I was six years old… My mother had to relocate me to my paternal grandmother’s home for a while (far away from the city), because I was to be enrolled in grammar school and I had already missed pre-school. My mother’s plan was to eventually relocate the whole family, including the house pets, all of which happened a few months later.
I remember feeling out of place, after I was left with my mother’s mother in-law… This grand mother was rather cold to me for her own reasons (maybe she was sick). Not seeing my family or my home , or even the city where I came from, must have been such a shock but at the time I was too young to understand what was happening. I remember feeling sad most of the times, even when the town was so humble, green and beautiful. People would be up quite early in the mornings, going to church and sweeping the streets clean. There were cows herded to pasture fields in the mornings, then back in the evenings. I would go to the river creek and play sirens with my sister and a lot of cousins.

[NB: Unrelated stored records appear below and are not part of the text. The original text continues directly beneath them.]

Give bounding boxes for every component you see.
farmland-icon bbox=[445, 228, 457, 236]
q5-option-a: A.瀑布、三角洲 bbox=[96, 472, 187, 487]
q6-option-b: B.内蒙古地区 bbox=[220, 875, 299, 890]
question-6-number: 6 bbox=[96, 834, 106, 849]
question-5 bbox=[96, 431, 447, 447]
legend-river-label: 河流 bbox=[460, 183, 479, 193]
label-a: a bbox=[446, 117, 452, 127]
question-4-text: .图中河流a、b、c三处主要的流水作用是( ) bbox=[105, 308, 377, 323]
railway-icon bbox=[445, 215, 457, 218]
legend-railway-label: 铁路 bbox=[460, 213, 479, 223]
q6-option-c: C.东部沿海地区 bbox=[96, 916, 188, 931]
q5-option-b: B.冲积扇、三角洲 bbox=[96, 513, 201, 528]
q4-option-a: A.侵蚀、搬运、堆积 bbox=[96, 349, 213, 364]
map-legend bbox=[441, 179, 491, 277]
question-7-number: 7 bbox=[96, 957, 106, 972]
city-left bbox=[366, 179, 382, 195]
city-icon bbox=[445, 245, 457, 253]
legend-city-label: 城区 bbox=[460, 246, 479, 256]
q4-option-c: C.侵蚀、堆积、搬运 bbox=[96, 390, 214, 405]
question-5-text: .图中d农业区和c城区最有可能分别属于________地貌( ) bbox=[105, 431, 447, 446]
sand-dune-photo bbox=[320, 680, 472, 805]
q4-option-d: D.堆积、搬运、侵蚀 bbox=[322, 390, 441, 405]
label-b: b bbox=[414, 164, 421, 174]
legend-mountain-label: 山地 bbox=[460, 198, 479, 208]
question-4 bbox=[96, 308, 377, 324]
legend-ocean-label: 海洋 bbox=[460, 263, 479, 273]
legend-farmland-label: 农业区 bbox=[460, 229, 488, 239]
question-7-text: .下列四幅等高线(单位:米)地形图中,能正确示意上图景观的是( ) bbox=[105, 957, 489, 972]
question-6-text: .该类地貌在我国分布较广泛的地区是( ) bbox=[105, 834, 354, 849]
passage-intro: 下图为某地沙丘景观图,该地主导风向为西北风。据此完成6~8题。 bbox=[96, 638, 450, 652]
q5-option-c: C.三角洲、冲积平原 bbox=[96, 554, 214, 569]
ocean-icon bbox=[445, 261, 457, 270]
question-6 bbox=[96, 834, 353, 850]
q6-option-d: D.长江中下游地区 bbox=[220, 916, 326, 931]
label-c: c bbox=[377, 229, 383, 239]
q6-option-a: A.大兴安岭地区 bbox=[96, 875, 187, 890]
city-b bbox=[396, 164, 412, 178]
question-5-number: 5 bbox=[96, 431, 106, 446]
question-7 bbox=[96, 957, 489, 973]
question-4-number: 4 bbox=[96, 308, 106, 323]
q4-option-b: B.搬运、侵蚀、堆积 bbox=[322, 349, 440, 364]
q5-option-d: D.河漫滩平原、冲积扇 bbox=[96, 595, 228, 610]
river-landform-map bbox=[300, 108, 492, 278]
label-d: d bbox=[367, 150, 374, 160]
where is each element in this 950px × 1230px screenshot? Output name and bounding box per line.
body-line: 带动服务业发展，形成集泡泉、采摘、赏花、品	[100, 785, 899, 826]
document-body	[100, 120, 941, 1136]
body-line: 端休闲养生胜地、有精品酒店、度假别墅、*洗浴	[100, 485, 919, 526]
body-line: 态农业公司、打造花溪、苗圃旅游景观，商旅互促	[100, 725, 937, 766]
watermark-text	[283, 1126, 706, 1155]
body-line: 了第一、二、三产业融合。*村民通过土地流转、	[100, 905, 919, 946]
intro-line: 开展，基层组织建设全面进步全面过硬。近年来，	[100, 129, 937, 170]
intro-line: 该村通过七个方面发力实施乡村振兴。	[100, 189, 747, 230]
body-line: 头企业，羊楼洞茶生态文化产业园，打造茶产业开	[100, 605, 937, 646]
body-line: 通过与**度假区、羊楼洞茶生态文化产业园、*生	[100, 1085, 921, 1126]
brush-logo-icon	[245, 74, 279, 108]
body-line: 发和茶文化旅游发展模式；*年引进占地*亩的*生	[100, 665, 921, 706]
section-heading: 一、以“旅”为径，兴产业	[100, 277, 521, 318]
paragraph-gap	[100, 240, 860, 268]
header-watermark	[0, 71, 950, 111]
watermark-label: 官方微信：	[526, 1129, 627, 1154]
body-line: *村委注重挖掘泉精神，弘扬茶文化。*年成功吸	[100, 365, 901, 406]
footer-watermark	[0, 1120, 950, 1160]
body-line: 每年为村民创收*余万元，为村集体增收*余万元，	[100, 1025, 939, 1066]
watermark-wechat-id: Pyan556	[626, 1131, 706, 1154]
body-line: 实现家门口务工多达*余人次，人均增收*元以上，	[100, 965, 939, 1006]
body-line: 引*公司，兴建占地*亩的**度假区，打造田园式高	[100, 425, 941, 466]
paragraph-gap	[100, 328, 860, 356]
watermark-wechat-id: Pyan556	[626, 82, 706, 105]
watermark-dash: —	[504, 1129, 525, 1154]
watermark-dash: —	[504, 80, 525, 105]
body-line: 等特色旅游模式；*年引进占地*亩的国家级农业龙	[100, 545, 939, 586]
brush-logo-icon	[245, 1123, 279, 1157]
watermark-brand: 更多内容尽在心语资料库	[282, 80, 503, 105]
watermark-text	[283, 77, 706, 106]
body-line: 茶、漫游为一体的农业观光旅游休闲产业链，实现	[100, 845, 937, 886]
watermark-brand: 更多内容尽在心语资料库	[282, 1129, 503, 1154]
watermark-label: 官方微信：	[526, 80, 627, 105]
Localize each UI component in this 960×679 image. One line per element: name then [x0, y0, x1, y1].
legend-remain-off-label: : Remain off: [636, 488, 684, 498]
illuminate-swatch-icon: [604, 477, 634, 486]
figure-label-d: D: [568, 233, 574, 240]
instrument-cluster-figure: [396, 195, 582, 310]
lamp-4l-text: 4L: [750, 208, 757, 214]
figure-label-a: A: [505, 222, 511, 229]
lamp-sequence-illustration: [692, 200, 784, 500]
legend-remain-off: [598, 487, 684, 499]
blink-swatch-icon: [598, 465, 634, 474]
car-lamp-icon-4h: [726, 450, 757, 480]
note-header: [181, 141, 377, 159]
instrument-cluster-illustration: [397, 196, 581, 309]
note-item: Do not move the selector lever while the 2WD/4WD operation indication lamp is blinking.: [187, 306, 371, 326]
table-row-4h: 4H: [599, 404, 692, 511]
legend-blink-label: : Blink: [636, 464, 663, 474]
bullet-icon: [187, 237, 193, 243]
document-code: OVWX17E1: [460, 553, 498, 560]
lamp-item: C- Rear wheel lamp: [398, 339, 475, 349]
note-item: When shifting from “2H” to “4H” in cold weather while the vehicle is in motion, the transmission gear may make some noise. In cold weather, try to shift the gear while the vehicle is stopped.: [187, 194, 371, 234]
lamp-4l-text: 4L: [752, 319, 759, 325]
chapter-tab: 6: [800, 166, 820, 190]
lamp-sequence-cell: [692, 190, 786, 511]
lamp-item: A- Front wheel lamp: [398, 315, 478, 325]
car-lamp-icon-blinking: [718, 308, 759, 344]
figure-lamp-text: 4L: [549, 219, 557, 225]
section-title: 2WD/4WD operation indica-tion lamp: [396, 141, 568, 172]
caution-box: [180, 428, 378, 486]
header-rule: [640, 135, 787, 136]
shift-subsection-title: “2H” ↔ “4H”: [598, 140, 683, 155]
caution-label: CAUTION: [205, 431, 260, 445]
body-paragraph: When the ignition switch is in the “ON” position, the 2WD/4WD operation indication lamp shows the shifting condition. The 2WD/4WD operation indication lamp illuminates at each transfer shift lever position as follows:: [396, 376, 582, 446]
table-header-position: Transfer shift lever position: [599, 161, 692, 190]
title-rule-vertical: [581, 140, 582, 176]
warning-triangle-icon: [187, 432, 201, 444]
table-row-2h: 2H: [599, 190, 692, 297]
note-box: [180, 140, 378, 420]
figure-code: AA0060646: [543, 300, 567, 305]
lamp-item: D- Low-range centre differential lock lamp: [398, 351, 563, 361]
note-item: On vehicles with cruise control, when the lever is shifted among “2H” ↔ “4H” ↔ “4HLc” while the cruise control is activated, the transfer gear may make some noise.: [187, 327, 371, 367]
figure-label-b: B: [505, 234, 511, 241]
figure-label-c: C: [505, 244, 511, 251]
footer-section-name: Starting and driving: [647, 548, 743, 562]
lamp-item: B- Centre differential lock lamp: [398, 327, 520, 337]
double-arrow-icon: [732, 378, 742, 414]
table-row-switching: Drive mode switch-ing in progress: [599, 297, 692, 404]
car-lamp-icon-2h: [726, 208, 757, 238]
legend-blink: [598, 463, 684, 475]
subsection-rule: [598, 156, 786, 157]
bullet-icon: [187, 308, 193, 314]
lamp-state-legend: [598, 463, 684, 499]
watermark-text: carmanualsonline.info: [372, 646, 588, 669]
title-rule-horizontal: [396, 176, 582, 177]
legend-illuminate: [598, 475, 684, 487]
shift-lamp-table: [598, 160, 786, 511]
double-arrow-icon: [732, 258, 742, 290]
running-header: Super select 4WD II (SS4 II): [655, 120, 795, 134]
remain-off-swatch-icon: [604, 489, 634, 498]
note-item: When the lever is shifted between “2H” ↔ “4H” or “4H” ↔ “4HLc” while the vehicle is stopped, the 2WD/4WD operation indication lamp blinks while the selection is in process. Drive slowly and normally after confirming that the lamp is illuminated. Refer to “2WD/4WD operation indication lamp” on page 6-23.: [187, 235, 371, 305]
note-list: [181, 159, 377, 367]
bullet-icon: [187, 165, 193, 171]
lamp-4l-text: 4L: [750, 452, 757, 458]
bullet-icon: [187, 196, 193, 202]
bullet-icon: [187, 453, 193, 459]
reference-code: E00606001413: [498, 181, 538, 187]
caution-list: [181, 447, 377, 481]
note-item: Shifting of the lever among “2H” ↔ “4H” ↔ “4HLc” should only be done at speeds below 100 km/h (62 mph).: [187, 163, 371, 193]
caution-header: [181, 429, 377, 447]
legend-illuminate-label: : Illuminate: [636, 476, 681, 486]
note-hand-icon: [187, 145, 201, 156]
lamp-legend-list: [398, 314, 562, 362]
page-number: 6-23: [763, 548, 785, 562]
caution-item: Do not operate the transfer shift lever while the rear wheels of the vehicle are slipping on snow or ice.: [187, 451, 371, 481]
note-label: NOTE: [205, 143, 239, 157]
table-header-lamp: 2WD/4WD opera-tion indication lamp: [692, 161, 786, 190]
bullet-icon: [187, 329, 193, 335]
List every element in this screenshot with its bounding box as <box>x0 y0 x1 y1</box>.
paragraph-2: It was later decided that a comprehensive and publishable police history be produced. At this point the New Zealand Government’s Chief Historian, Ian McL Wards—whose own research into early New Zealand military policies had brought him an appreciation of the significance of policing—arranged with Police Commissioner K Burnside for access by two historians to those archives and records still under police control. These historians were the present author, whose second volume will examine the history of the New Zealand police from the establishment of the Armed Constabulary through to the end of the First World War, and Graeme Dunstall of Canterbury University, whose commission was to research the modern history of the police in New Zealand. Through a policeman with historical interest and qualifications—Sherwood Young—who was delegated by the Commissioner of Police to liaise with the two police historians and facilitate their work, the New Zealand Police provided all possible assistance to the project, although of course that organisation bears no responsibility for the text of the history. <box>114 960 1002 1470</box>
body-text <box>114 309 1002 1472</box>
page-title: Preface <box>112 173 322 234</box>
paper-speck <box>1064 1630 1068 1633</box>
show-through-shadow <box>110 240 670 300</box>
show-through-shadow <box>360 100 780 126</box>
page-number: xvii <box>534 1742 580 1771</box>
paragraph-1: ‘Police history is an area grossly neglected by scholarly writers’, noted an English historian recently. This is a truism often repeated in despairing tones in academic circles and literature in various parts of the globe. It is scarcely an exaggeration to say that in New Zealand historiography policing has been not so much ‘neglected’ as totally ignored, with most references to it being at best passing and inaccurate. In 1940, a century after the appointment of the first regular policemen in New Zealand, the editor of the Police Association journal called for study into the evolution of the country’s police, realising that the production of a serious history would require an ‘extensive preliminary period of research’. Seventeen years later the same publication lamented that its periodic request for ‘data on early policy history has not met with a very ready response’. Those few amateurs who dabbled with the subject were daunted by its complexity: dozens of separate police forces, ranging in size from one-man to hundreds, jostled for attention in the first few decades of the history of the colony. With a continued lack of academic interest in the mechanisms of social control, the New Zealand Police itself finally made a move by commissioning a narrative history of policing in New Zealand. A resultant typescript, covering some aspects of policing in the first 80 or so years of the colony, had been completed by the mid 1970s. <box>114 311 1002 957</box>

Meeting my elder sister (whom is only 18 months older than I am) was also a shock. She had been raised by my grandmother (since age 2) She was 7 at the time, somehow she gave me the best of her company, even though she had just then got to meet me. My sister helped me do my homework and was strict. Thanks to her, I had learned how to read and write (Spanish) by age 7 (something extraordinary back in 1977, long before the internet). I was a busy child, with homework and the regularly assigned house chores.
Before my mother came back, I certainly must have missed her (and my other siblings), but for some mental reason I blocked the fact that I resented her for leaving me there; while I struggled to block the pain, I also blocked her from my mind. I now know I was in big pain. But being a six year old, and having no attachment to my grandmother there, who would I turn to for consolement ?… My sister there was hardly in love with me… I felt her resentment for getting some part of the full attention she used to have… Normal sibling rivalry, I know.
Maybe because I am naturally a depressed botched abortion survivor (with PTSD), I tend to react extremely to stressful situations, but this situation was extreme. Being there in that house that always felt cold, no matter how bright the day was, is something no child should ever feel… I did.
Being the fighter that I was born, I still tried to bond.
One of those days where I came back from playing sirens, on the road back home, two of my little cousins and I met a gentleman who looked (and was dressed) like in the picture above… I cannot remember what we said to him and or what he said, he was sitting under a shade and his face looked so full of peace and contentment, that I know for that reason we had approached him. I know we had a short conversation of maybe about 5 minutes. I would give my heart to remember that conversation. I can’t remember.
I have only told this story recently to my sister (she was not there at that moment). She said that in that town (where everyone knows each other), there had never been men with shoulder length hair. After that encounter, I remember being drawn to church, and I would sing and go to mass by myself, and I was a choir singer from ages 8 to 14, later I migrated and kind of lost my innocence. I want it back… If I could only remember that conversation, I would be a very happy kid.
Have you experienced something like this ?.